Use the property of integrals to estimate the best possible bounds of the integral ∫∫τ 9 sin(x + y) dA, where T is a triangle enclosed by y = 0, y = 5x and x = 4.

Solution:

The concepts of lower bounds and upper bounds in integration are very interesting as well as tricky. The lower bound represents the smallest value from which we start summing areas (smallest value of the interval) and the upper bound is the value to which we sum to (maximum value of the interval). We will look at an example and use the property of bounds indefinite integrals to solve the question.
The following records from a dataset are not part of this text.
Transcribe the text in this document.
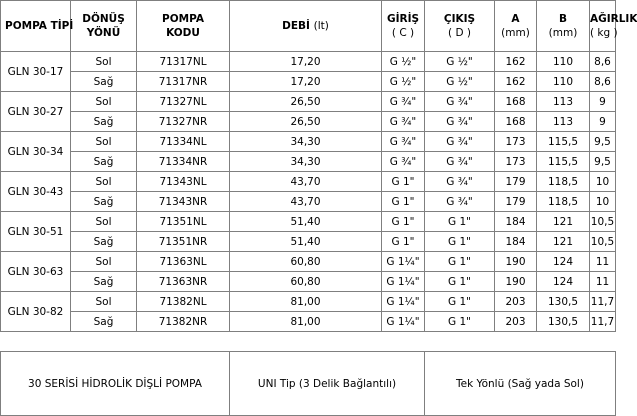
POMPA TİPİ	DÖNÜŞ
YÖNÜ	POMPA
KODU	DEBİ (lt)	GİRİŞ
( C )	ÇIKIŞ
( D )	A
(mm)	B
(mm)	AĞIRLIK
( kg )

GLN 30-17	Sol	71317NL	17,20	G ½"	G ½"	162	110	8,6
	Sağ	71317NR	17,20	G ½"	G ½"	162	110	8,6
GLN 30-27	Sol	71327NL	26,50	G ¾"	G ¾"	168	113	9
	Sağ	71327NR	26,50	G ¾"	G ¾"	168	113	9
GLN 30-34	Sol	71334NL	34,30	G ¾"	G ¾"	173	115,5	9,5
	Sağ	71334NR	34,30	G ¾"	G ¾"	173	115,5	9,5
GLN 30-43	Sol	71343NL	43,70	G 1"	G ¾"	179	118,5	10
	Sağ	71343NR	43,70	G 1"	G ¾"	179	118,5	10
GLN 30-51	Sol	71351NL	51,40	G 1"	G 1"	184	121	10,5
	Sağ	71351NR	51,40	G 1"	G 1"	184	121	10,5
GLN 30-63	Sol	71363NL	60,80	G 1¼"	G 1"	190	124	11
	Sağ	71363NR	60,80	G 1¼"	G 1"	190	124	11
GLN 30-82	Sol	71382NL	81,00	G 1¼"	G 1"	203	130,5	11,7
	Sağ	71382NR	81,00	G 1¼"	G 1"	203	130,5	11,7
30 SERİSİ HİDROLİK DİŞLİ POMPA	UNI Tip (3 Delik Bağlantılı)	Tek Yönlü (Sağ yada Sol)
Let's have a look at the explanation to understand better. To solve this question, we use the property of bounds.

It says that: 

⇒ If m ≤ f(x, y) ≤ M for all (x, y) in D, then, m × A(D) ≤ ∫∫τ f(x, y) dA ≤ M × A(D)
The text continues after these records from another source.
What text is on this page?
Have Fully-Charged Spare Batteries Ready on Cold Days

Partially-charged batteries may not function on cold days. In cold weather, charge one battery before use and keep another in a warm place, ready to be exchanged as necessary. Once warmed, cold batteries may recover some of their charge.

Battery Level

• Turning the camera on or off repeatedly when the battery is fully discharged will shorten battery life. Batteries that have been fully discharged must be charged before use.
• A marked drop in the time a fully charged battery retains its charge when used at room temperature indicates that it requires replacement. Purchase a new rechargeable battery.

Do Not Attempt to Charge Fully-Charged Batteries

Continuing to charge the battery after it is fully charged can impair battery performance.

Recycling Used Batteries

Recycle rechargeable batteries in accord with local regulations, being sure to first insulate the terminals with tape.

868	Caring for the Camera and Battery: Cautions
Here, we have f(x, y) = 9 sin(x + y).

⇒ We know that minimum and maximum values of sine are -1 and 1 respectively.

⇒ Hence, we have -9 ≤ 9 sin(x + y) ≤ 9.

⇒ Now, we find the area A(D) enclosed by the triangle bounded by the lines given, which is 1/2 × 20 × 4 = 40.

⇒ Now, we use the property of bounds to get, -9 × 40 ≤ ∫∫τ 9 sin(x + y) dA ≤ 9 × 40 = -360 ≤ ∫∫τ 9 sin(x + y) dA ≤ 360.

Hence, the lower bound to the integral ∫∫τ 9 sin(x + y) dA is -360, and the upper bound for the same is 360.

Use the property of integrals to estimate the best possible bounds of the integral ∫∫τ 9 sin(x + y) dA, where T is a triangle enclosed by y = 0, y = 5x and x = 4.

Summary:

The lower bound to the integral ∫∫τ 9 sin(x + y) dA is -360, and the upper bound for the same is 360.